Temmuz 2006’da Hizbullah’ın iki İsrail askerini kaçırması ve sekizinin öldürülmesi sonrasında gerçekleşen İsrail-Hizbullah savaşından bir ay sonra Ağustos 2006’da Hersh ABD ile İsrail arasında askerlerin kaçırılması ve öldürülmesinin iki ay öncesinde gerçekleşen görüşmelerde Beyaz Saray’ın İsrail saldırısına yeşil ışık yaktığını yazdı. Beyaz Saray iddiaları yalanladı. Görüldüğü gibi Seymour Hersh Amerikan sisteminin gazetecisi sayılabilecek bir gazeteci değil. Washington Post ve New York Times’ın Hersch’e mesafeli durmasının bir nedeni de budur. Bu son makalesinde olduğu gibi bir çok kez Beyaz Saray veya Dış İşleri Bakanlığı tarafından yalanlamıştır. Ancak bir çok kez bu yalanlamaların yalan olduğu da daha sonra yıllarda ortaya çıkmıştır. Bazı eleştirmenler Seymour Hersch’i kaynakları konusunda eleştirmektedirler. Onlara göre Hersch’in kaynakları güvenilmez hatta uydurmadır. Öte yandan Hersh’ün yazılarını yayınlayan New Yorker dergisinin editörü David Remnick, Hersh’ün yazılarındaki kaynakların tamamının adlarını bildiğini, bu bilgilere sahip olup olamayacağı konusunda fikir sahibi olduğunu söylemektedir.

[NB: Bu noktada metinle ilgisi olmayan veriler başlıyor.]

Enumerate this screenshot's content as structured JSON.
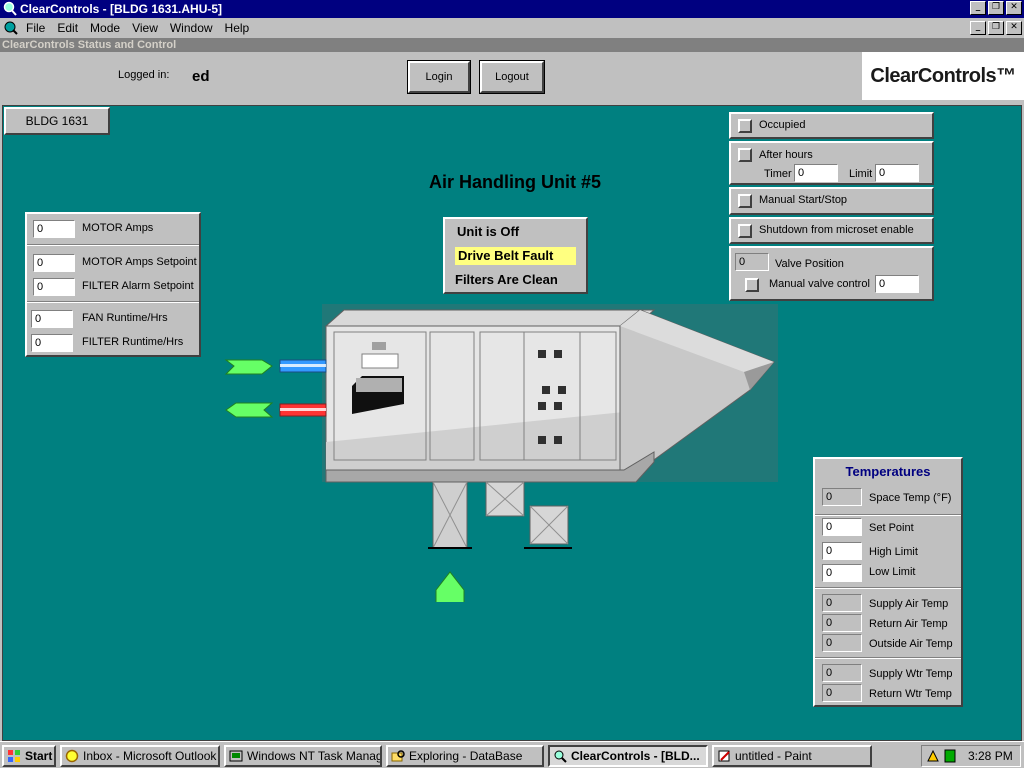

Sonuç olarak şimdilik söylenebilecek şudur: Dileriz, Seymour Hersh’ün iddiaları doğru değildir ve yazar kaynakları tarafından yanıltılmıştır. Ancak iddialar doğru ise çok sıkıntılı bir süreç Erdoğan’ın görevden ayrılmasından sonra hem Türkiye hem Erdoğan için başlayabilir.